A new book, The Generals, by Tom Ricks of the Center for a New American Security, attempts to get to the bottom of the problem. Ricks' assessment is that we're back to a world of ticket-punchers in which bad commanders no longer get relieved, "fired."
Ricks points back to a system that the revered General George Marshall
put into place during World War II: unsuccessful officers — defined
very, very liberally — were rapidly sacked, especially on the front
lines of Europe...
Over the course of six decades, Ricks demonstrates at length, the Army
abandoned Marshall’s system. It led to a culture of generalship where
generals protected the Army from humiliation — including, in an infamous
case, Maj. Gen. Samuel Koster covering up the massacre of civilians at
My Lai — more than they focused on winning wars. On the eve of Vietnam,
“becoming a general was now akin to winning a tenured professorship,”
Ricks writes, “liable to be removed not for professional failure but
only for embarrassing one’s institution with moral lapses.”
Under Harper we flirted with a near seamless integration of military and political leadership. Our prime minister milked the military and extracted every ounce of political advantage he could from our casualties in Afghanistan while our top brass, notably Hillier, sang his praises. Only when their mutual inadequacies resulted in a hapless Afghan "mission" did Harper quietly take his leave and his military counterparts headed for the hills in retirement. Abysmal, utterly abysmal. Both sides were so busy patting each other's backs and feathering each other's nests that the combat mission was inevitably sidetracked. In a better world both sides, Harper and his generals, would have been sacked.
2 comments:
Generals promote people like them but just not quite as good. It was a problem that the British Army recognised it had post Boer and WW1 and even up to WW2.
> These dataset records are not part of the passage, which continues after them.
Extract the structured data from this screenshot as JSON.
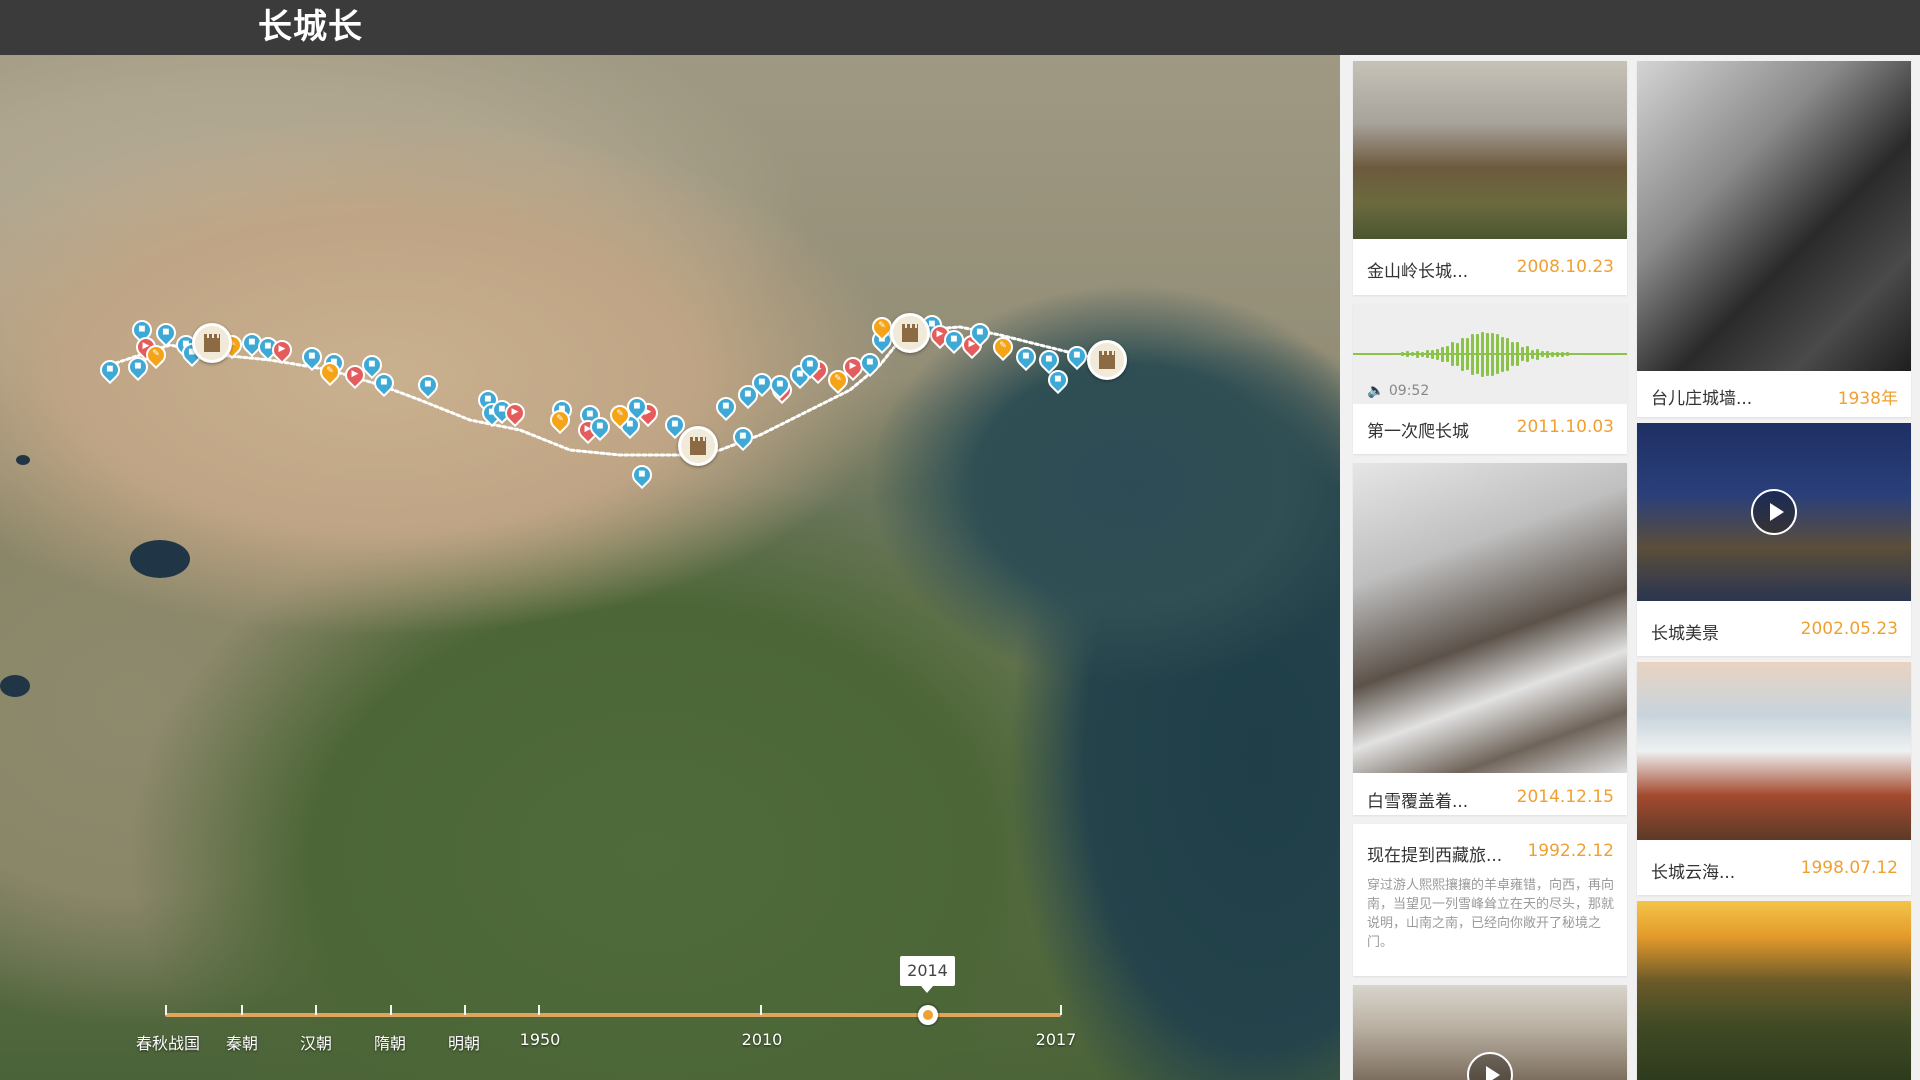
{
  "app": {
    "title": "长城长"
  },
  "colors": {
    "accent": "#f0a031",
    "photo_pin": "#3fa9d6",
    "video_pin": "#e45c5c",
    "key_pin": "#f5a417",
    "header_bg": "#3b3b3b",
    "wave": "#8bc34a"
  },
  "map": {
    "pin_types": {
      "photo": "camera-icon",
      "video": "video-camera-icon",
      "key": "key-icon",
      "fort": "great-wall-fort-icon"
    }
  },
  "timeline": {
    "labels": [
      "春秋战国",
      "秦朝",
      "汉朝",
      "隋朝",
      "明朝",
      "1950",
      "2010",
      "2017"
    ],
    "selected": "2014"
  },
  "feed": {
    "cards": [
      {
        "caption": "金山岭长城...",
        "date": "2008.10.23",
        "type": "photo"
      },
      {
        "caption": "第一次爬长城",
        "date": "2011.10.03",
        "type": "audio",
        "duration": "09:52"
      },
      {
        "caption": "白雪覆盖着...",
        "date": "2014.12.15",
        "type": "photo"
      },
      {
        "caption": "现在提到西藏旅...",
        "date": "1992.2.12",
        "type": "story",
        "excerpt": "穿过游人熙熙攘攘的羊卓雍错，向西，再向南，当望见一列雪峰耸立在天的尽头，那就说明，山南之南，已经向你敞开了秘境之门。"
      },
      {
        "caption": "台儿庄城墙...",
        "date": "1938年",
        "type": "photo"
      },
      {
        "caption": "长城美景",
        "date": "2002.05.23",
        "type": "video"
      },
      {
        "caption": "长城云海...",
        "date": "1998.07.12",
        "type": "photo"
      }
    ]
  }
}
Dixon's book "On The Psychology of Military Incompetence" is the seminal work on the topic and it appears that there has been some backsliding as of late in the West.
Thanks for the title, Harebell. I'll see if I can find the book.
I found it telling when NATO generals donned their kevlar and headed off to Afghanistan. It was obvious from the start they wanted to fight the war they had trained for the past half-century, the Fulda Gap scenario.
They went into it with heavy firepower and limited manpower and, on both scores, were ill suited for the war they had to fight, the political warfare of insurgency.
They led themselves to believe that, so long as we weren't being defeated, we weren't losing. They couldn't grasp that, for our side, marking time was in fact losing.
It may be too early yet to get a definitive fix on the end game our leadership, military and civilian, have in mind. Someone has to wear this unless they can persuade us that they won even as Afghanistan descends again into civil war.